Facebook’s experience with teen users has shown they can be trusted to protect themselves, Sparapani told Wicker. The “community effect” polices the behavior of users and attaches “reprobation” to miscreants on the site, Sparapani said. He couldn’t answer how often Facebook’s “report” button is used, but said “it’s enough to keep a huge team of employees busy all day, day and night.” Hintze similarly couldn’t answer how often its parental tools are used, partly because services are structured differently: Xbox Live controls are built into user accounts, for example. Pryor said Microsoft should “aggressively, periodically” remind users across its sites that it offers free parental controls and safety options.

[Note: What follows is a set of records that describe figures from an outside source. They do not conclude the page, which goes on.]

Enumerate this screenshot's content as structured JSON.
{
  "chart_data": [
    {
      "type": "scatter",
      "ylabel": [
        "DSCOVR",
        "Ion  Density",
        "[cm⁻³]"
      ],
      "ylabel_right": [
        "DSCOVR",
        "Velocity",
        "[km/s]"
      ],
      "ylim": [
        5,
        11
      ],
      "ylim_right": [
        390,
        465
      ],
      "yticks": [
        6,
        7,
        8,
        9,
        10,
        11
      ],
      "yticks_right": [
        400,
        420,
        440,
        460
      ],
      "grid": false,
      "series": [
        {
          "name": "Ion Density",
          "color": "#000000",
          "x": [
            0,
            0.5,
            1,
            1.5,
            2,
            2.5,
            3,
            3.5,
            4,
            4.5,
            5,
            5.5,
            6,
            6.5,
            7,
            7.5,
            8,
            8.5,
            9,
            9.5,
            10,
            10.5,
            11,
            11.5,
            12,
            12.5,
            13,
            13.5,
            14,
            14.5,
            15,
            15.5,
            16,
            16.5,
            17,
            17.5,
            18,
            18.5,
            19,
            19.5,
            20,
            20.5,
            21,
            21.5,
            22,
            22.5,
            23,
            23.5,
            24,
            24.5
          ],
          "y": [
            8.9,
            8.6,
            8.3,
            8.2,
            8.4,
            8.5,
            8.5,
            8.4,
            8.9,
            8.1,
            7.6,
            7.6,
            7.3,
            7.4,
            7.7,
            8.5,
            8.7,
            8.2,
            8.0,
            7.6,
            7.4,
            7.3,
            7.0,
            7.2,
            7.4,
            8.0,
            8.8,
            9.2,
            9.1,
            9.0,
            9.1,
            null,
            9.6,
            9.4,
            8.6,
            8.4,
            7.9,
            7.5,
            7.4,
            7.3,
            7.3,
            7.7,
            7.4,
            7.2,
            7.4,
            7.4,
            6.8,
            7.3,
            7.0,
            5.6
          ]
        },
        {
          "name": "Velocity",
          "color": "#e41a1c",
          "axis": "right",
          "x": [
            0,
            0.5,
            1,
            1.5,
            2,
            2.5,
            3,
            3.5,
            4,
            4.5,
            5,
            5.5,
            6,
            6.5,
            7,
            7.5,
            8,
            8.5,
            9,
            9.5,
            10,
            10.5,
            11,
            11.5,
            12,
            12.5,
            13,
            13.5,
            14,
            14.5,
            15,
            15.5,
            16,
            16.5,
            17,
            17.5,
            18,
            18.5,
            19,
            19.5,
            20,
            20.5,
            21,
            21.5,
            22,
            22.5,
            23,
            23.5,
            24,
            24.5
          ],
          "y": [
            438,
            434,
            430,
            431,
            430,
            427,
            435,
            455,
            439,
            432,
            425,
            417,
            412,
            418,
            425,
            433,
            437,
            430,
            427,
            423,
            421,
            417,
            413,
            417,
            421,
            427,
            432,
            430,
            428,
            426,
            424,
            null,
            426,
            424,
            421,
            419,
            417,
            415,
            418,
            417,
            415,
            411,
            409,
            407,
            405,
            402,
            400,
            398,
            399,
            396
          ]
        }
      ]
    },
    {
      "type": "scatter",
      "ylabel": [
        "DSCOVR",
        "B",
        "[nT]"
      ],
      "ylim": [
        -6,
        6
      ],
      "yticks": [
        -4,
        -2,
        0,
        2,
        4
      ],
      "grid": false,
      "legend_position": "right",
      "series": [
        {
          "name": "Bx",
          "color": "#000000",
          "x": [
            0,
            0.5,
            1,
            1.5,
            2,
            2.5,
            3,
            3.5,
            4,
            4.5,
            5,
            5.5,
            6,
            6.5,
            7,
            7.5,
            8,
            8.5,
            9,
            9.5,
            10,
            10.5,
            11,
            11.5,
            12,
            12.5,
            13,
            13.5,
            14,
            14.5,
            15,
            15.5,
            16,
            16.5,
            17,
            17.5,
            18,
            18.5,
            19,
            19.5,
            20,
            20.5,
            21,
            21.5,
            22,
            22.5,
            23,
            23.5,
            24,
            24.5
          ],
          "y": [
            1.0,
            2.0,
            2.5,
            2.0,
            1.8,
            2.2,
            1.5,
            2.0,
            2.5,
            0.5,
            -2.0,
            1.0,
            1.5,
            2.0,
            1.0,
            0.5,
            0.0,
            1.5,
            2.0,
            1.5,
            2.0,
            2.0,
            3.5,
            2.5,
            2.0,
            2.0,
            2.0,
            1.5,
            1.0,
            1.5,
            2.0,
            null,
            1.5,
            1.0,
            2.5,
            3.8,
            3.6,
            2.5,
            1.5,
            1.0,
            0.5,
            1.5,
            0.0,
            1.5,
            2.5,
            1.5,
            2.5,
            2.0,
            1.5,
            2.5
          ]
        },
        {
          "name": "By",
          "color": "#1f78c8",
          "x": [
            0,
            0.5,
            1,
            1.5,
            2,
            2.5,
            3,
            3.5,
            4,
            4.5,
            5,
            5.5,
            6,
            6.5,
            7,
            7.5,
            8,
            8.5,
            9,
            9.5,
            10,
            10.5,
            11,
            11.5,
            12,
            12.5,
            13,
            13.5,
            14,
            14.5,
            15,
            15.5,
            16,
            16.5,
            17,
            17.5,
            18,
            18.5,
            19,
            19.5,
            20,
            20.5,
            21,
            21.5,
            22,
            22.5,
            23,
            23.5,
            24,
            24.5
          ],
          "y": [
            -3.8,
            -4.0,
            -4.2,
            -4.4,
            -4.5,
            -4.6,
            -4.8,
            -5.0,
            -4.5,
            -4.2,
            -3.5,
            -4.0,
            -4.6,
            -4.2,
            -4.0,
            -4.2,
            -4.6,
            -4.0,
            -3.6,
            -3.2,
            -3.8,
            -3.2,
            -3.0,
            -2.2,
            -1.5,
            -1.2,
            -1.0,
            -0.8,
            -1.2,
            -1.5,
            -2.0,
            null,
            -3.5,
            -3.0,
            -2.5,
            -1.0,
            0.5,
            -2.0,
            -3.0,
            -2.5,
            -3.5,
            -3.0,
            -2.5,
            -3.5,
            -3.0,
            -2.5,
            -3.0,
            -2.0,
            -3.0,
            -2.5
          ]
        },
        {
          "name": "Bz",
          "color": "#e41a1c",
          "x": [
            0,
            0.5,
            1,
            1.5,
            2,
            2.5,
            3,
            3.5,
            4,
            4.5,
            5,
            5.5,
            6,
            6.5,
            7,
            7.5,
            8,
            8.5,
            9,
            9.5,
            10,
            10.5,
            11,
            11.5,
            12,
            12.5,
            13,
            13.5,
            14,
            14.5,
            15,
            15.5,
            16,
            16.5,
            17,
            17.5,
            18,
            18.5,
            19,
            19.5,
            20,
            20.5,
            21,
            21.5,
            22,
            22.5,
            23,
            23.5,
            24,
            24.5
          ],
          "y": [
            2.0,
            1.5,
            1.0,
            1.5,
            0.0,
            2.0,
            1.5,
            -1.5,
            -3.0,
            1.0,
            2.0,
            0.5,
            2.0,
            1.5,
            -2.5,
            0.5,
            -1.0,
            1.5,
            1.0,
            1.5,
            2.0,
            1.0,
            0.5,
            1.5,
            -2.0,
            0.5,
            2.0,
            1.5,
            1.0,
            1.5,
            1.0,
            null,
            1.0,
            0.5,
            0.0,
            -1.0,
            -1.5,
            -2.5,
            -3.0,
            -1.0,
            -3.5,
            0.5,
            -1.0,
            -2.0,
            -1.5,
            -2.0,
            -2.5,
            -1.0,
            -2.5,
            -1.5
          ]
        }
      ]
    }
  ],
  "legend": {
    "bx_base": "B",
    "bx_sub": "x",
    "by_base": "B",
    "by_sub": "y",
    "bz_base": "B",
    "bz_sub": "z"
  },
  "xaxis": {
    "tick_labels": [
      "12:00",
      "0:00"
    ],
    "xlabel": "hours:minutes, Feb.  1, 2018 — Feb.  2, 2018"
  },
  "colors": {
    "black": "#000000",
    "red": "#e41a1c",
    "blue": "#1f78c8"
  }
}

Szoka and Rotenberg differed on whether COPA’s demise is instructive for considering COPPA revisions. “The COPPA framework breaks down” if applied to teens because age verification for the first time would have to be applied to a large number of Internet users, Szoka said: Disney’s ClubPenguin.com social network for kids is nothing like the typical sites visited by 17-year-olds. Rotenberg, one of the lawyers who challenged COPA, said he was “very confused” by the claim. The two laws are “almost completely unrelated” and websites that collect user data generally require visitors to enter their age when creating an account, though it’s not legally required, he said. Rotenberg said Facebook does a good job of keeping out under-13 users. Privacy advocates aren’t asking for users to be blocked but for restrictions on data collection depending on the user’s age, he added: “I think that can be done without too much difficulty.” Szoka disagreed, saying sites as mundane as blogs that allow comments would have to “actually” verify ages, not simply ask users to give their age.
Surprisingly, problems applying COPPA to mobile devices, one of the major questions in the FTC’s review of the law, were barely mentioned. Montgomery told Pryor that different rules apply to wireless carriers and device makers such as Apple on data collection and use. Pryor asked if changes need to be made to cover Internet-enabled gaming devices such as the Nintendo DS he was holding. Rich said the law clearly applies to all methods of Internet transmission but not necessarily device-to-device communication. She declined to say whether the FTC would revisit COPPA definitions, saying it would decide after the comment period.